In its latest forecast, the European Union's executive arm left its projection for the U.K.'s 2013 gross domestic
product growth unchanged at 0.9%. The commission slightly lowered its forecast for economic growth in 2014 to 1.9% from
its November projection of 2.0%.
The commission said the U.K. economy, which contracted in nine of the 12 months in 2012 and has barely grown since the
coalition government took office in 2010, is poised to receive a boost from increased household and business
"Positive contributions to growth from consumption are expected in 2013 and 2014 on a slow but progressively improving
basis, as inflation falls more gradually than anticipated and nominal wage growth remains weak," the commission said.
It said the rate of inflation--which has been continuously above the Bank of England's 2.0% target for the past three
years--would be 2.6% in 2013, higher than its November forecast of 2.1%.
Consumer price inflation was 2.7% in January, the same rate it has been since October.
The relatively upbeat European Commission forecast comes after a tough week for Mr.
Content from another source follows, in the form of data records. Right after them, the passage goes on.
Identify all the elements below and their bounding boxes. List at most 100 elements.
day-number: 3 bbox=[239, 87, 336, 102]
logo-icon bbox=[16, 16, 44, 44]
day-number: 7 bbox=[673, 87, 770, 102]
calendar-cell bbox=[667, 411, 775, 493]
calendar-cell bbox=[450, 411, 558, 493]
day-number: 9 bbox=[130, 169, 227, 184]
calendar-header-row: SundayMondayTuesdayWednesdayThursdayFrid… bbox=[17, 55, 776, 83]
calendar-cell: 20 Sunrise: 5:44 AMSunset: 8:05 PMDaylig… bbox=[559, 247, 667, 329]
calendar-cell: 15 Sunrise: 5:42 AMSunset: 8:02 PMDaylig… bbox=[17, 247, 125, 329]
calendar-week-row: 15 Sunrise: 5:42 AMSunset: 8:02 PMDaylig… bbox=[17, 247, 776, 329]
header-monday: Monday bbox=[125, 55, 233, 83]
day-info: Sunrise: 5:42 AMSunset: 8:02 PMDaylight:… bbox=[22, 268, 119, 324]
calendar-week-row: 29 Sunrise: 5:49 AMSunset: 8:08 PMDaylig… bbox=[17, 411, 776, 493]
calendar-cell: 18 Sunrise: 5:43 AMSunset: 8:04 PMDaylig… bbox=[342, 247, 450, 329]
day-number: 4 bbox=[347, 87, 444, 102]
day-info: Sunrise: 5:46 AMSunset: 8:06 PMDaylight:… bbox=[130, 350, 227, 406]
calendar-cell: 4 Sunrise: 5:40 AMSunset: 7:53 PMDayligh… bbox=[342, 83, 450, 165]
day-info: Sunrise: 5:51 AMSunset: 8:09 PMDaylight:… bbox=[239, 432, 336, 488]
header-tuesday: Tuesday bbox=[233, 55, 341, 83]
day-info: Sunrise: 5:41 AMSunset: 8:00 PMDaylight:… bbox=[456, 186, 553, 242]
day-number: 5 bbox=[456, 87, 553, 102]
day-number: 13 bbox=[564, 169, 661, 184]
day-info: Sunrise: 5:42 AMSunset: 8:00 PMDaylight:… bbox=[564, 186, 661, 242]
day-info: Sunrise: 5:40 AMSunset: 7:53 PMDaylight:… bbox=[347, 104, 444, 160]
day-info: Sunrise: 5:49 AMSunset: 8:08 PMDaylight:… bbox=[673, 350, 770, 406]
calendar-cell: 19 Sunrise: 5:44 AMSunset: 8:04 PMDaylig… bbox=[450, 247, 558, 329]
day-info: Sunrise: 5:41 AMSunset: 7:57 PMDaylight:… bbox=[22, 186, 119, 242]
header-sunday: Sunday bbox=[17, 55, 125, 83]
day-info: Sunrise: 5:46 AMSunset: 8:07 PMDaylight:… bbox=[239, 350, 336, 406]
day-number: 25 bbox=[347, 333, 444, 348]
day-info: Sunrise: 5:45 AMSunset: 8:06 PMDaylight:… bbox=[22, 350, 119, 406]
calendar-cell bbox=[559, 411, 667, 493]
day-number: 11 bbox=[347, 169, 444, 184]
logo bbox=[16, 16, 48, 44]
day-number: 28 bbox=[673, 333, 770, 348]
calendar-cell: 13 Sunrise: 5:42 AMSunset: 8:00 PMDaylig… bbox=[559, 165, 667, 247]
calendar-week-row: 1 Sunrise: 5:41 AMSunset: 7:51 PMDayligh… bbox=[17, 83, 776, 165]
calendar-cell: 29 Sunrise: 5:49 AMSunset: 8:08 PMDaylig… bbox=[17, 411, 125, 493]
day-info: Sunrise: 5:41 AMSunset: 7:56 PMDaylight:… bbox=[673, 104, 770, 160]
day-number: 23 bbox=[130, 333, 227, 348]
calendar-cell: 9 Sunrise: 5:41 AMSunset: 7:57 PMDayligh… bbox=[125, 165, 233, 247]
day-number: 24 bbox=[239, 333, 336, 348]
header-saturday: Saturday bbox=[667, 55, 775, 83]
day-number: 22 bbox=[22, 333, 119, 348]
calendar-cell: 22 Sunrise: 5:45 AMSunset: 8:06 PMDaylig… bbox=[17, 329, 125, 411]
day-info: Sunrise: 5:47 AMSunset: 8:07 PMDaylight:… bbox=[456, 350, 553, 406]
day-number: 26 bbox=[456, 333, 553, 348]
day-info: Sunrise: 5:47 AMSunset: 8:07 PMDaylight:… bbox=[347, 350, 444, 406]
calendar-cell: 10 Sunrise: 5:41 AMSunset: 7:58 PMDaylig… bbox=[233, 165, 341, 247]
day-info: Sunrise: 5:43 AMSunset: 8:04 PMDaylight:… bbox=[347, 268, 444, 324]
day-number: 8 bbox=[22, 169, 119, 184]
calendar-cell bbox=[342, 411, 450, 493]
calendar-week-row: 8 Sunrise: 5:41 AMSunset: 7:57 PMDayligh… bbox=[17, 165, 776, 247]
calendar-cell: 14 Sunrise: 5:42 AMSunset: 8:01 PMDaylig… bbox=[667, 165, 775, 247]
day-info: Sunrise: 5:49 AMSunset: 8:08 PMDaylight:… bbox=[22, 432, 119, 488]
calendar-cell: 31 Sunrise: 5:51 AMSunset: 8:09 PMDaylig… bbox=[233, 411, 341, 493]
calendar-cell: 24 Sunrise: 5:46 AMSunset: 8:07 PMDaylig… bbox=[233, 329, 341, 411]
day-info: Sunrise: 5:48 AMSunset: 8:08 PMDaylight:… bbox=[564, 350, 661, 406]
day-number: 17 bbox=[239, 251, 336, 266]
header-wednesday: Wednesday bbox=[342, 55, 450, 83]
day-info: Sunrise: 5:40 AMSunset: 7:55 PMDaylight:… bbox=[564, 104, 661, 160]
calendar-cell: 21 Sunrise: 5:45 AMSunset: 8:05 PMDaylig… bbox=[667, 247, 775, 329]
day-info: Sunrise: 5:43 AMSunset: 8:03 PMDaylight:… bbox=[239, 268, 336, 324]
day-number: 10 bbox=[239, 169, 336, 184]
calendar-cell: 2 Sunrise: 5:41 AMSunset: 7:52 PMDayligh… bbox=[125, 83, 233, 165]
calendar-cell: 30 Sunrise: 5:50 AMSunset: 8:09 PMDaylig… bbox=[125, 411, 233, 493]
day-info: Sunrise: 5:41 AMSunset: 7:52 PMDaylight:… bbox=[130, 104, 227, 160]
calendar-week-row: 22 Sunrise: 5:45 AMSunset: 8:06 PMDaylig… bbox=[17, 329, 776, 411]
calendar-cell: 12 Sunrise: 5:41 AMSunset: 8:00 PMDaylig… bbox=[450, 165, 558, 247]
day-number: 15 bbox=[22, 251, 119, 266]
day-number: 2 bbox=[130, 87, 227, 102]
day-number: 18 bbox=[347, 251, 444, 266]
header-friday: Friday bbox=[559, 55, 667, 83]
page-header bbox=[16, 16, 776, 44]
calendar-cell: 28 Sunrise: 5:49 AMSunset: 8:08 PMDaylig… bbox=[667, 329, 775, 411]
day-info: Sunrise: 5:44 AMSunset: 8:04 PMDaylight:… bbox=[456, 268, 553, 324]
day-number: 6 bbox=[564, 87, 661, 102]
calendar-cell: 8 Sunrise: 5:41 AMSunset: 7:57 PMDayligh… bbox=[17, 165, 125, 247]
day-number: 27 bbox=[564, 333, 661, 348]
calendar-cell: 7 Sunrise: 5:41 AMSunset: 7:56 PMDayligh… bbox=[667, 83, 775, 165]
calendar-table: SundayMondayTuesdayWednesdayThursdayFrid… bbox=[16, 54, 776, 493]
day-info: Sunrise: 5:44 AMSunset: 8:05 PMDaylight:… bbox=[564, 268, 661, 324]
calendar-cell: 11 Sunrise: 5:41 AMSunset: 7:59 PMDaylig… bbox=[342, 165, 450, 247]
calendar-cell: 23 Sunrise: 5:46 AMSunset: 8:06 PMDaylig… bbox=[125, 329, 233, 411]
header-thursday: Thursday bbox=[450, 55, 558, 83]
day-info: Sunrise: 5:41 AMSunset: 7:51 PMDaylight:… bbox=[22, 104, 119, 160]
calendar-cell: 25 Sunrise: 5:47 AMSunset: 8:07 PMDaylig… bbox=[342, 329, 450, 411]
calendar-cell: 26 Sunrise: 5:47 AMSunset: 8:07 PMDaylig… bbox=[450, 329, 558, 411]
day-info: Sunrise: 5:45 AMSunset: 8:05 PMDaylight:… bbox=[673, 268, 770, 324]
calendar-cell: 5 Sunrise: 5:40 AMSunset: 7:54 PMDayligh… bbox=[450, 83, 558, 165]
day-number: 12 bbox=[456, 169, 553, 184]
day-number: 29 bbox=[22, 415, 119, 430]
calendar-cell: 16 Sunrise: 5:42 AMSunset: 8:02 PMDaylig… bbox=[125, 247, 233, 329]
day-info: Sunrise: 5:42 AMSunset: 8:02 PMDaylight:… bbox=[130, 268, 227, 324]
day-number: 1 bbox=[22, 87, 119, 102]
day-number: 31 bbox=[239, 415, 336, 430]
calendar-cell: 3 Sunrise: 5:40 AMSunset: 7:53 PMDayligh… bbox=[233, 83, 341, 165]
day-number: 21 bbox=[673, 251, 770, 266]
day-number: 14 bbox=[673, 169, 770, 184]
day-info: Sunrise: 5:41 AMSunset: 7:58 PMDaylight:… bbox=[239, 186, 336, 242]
Osborne, in which the government's
auction of the country's superfast mobile bandwidth fell more than a billion pounds short of expectations, and a ruling
stated that not all the profits from the central bank's stimulus measures can be transferred to government coffers.
The combined effect of the disappointing 4G auction and the ruling means Mr. Osborne is now unlikely to meet his
borrowing target for the year.
While the chancellor is likely to welcome the Commission's view that there are "green shoots" on the horizon, he is
unlikely to use the phrase himself. The words "green shoots" have proved politically toxic in the past; in 1991, then
Chancellor of the Exchequer Norman Lamont was severely criticized for using the term despite the country being in
recession, and in 2009 former Business Minister Shriti Vadera was also chastised for using the words.